I was watching a Youtube video from Mary Poppendiek which was recorded at Google TechTalks 2008 about The role of leadership in software development. Yes, pretty old video but very interesting. There was a heap of information and ideas flowing through my mind. Suddenly a quote from Workspace Management book written by Taiichi Ohno known as Father of Toyta Production System caught my eyes and here it is:

When creating Standard Work, it will be difficult to establish a standard if you are trying to achieve “the best way.” This is a big mistake. Document exactly what you are doing now. If you make it better than now, it is kaizen. If not, and you establish the best possible way, the motivation for kaizen will be gone.

That is why one way of motivating people to do kaizen is to create a poor standard. But don’t make it too bad. Without some standard, you can’t say “We made it better” because there is nothing to compare it to, so you must create a standard for comparison. Take that standard, and if the work is not easy to perform, give many suggestions and do kaizen.
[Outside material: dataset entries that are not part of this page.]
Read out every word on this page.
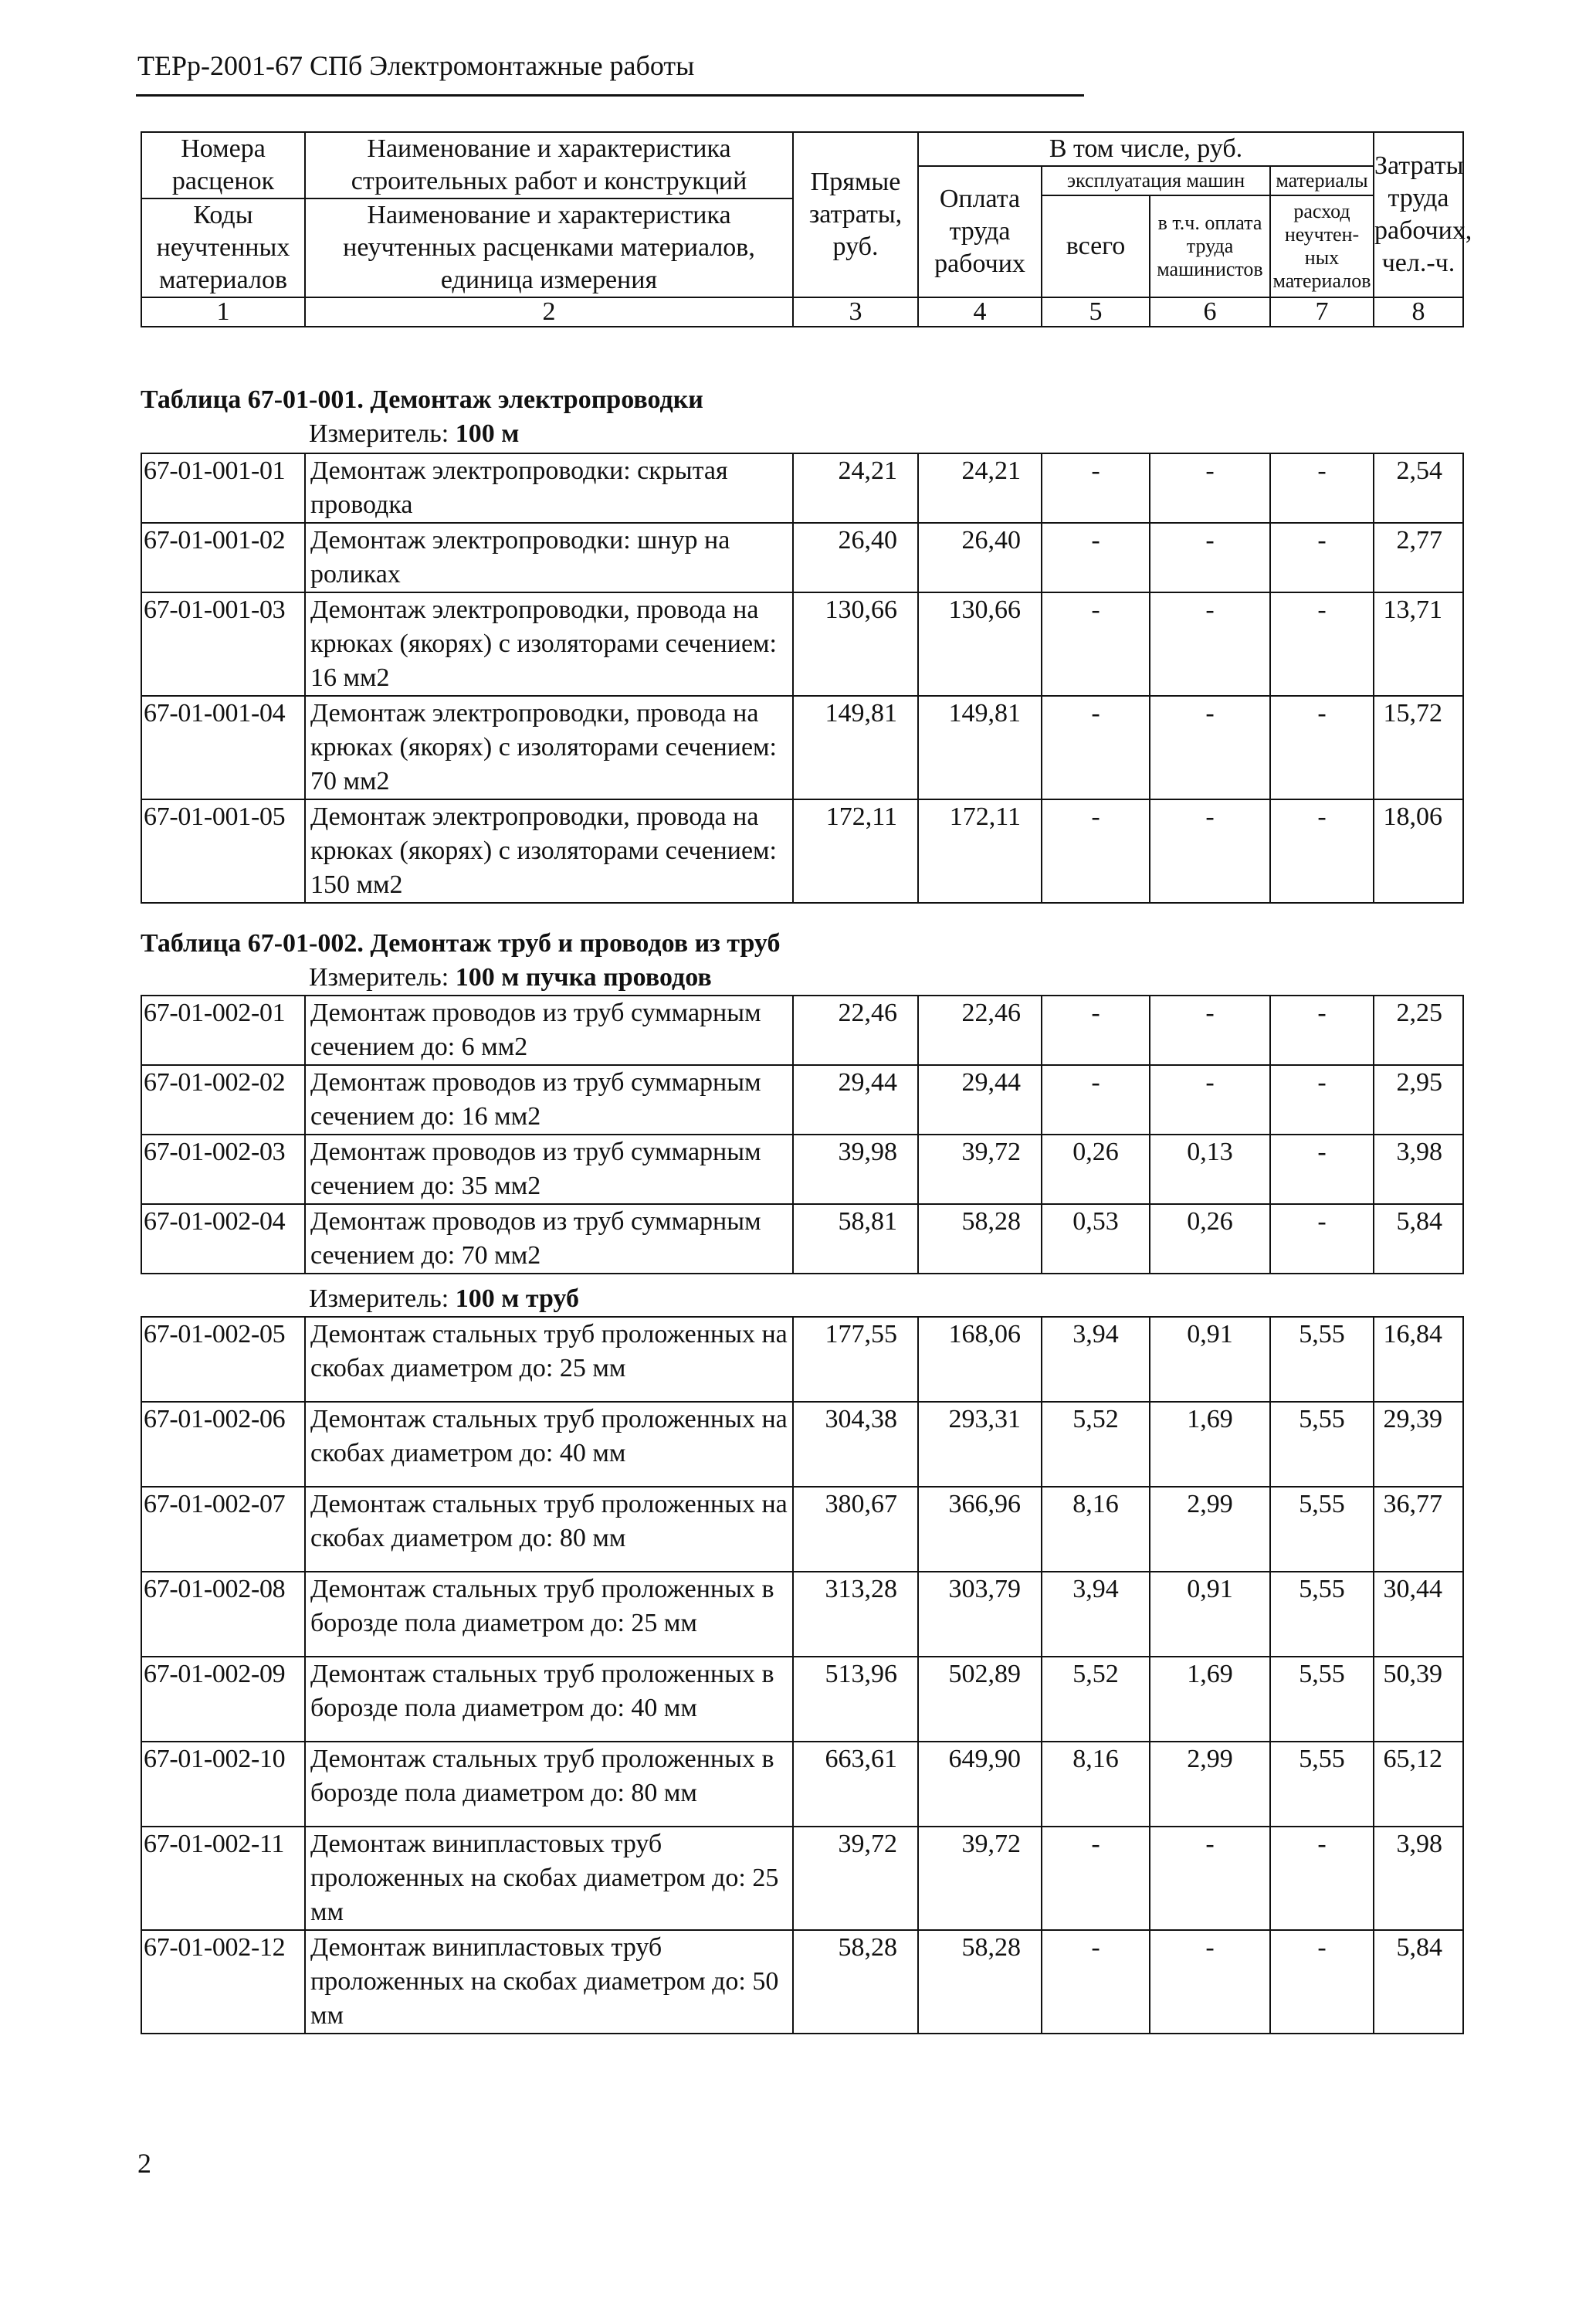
ТЕРр-2001-67 СПб Электромонтажные работы
Номера расценок	Наименование и характеристика строительных работ и конструкций	Прямые затраты, руб.	В том числе, руб.				Затраты труда рабочих, чел.-ч.
			Оплата труда рабочих	эксплуатация машин		материалы	
				всего	в т.ч. оплата труда машинистов	расход неучтен-ных материалов	
Коды неучтенных материалов	Наименование и характеристика неучтенных расценками материалов, единица измерения						

1	2	3	4	5	6	7	8
Таблица 67-01-001. Демонтаж электропроводки
Измеритель: 100 м
67-01-001-01	Демонтаж электропроводки: скрытая проводка	24,21	24,21	-	-	-	2,54
67-01-001-02	Демонтаж электропроводки: шнур на роликах	26,40	26,40	-	-	-	2,77
67-01-001-03	Демонтаж электропроводки, провода на крюках (якорях) с изоляторами сечением: 16 мм2	130,66	130,66	-	-	-	13,71
67-01-001-04	Демонтаж электропроводки, провода на крюках (якорях) с изоляторами сечением: 70 мм2	149,81	149,81	-	-	-	15,72
67-01-001-05	Демонтаж электропроводки, провода на крюках (якорях) с изоляторами сечением: 150 мм2	172,11	172,11	-	-	-	18,06
Таблица 67-01-002. Демонтаж труб и проводов из труб
Измеритель: 100 м пучка проводов
67-01-002-01	Демонтаж проводов из труб суммарным сечением до: 6 мм2	22,46	22,46	-	-	-	2,25
67-01-002-02	Демонтаж проводов из труб суммарным сечением до: 16 мм2	29,44	29,44	-	-	-	2,95
67-01-002-03	Демонтаж проводов из труб суммарным сечением до: 35 мм2	39,98	39,72	0,26	0,13	-	3,98
67-01-002-04	Демонтаж проводов из труб суммарным сечением до: 70 мм2	58,81	58,28	0,53	0,26	-	5,84
Измеритель: 100 м труб
67-01-002-05	Демонтаж стальных труб проложенных на скобах диаметром до: 25 мм	177,55	168,06	3,94	0,91	5,55	16,84
67-01-002-06	Демонтаж стальных труб проложенных на скобах диаметром до: 40 мм	304,38	293,31	5,52	1,69	5,55	29,39
67-01-002-07	Демонтаж стальных труб проложенных на скобах диаметром до: 80 мм	380,67	366,96	8,16	2,99	5,55	36,77
67-01-002-08	Демонтаж стальных труб проложенных в борозде пола диаметром до: 25 мм	313,28	303,79	3,94	0,91	5,55	30,44
67-01-002-09	Демонтаж стальных труб проложенных в борозде пола диаметром до: 40 мм	513,96	502,89	5,52	1,69	5,55	50,39
67-01-002-10	Демонтаж стальных труб проложенных в борозде пола диаметром до: 80 мм	663,61	649,90	8,16	2,99	5,55	65,12
67-01-002-11	Демонтаж винипластовых труб проложенных на скобах диаметром до: 25 мм	39,72	39,72	-	-	-	3,98
67-01-002-12	Демонтаж винипластовых труб проложенных на скобах диаметром до: 50 мм	58,28	58,28	-	-	-	5,84
2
At first glance it sounds strange, I personally tend to make everything perfect. So dragging stories long and doing things over and over again to make it perfect. Yes and then I don’t dare to change it anymore. So I usually say this joke to my colleagues:

If you put all your knowledge into your job and something goes wrong then you’re not able to fix it anymore.

Yes, that’s actually true. But it even goes beyond that.

How often do you see those nice & slick designs that every detail is perfectly described and all solutions and requirements are just in a right place? Then you shake your head and appreciate that excellence? Or maybe you designed one yourself?

That’s perfect right? Then if it’s perfect why things still goes wrong along the way? Why we still end up with some legacy piece of software and as a result we replace it with another excellent yet to be legacy software?

So what I try to learn from those two paragraphs is very simple. You don’t need the very best solution indeed. You need the optimum solution. The one that’s just right fit to the current requirement, but you’re pretty sure there are a lot of ideas and suggestions to improve it. And that’s what I call Kaizen Enabler.

That perfect mindset is very destructive. If you think the solution you provided is just the best one then you don’t have any motivation to change it anymore and perhaps you’ll try to justify that in any possible way.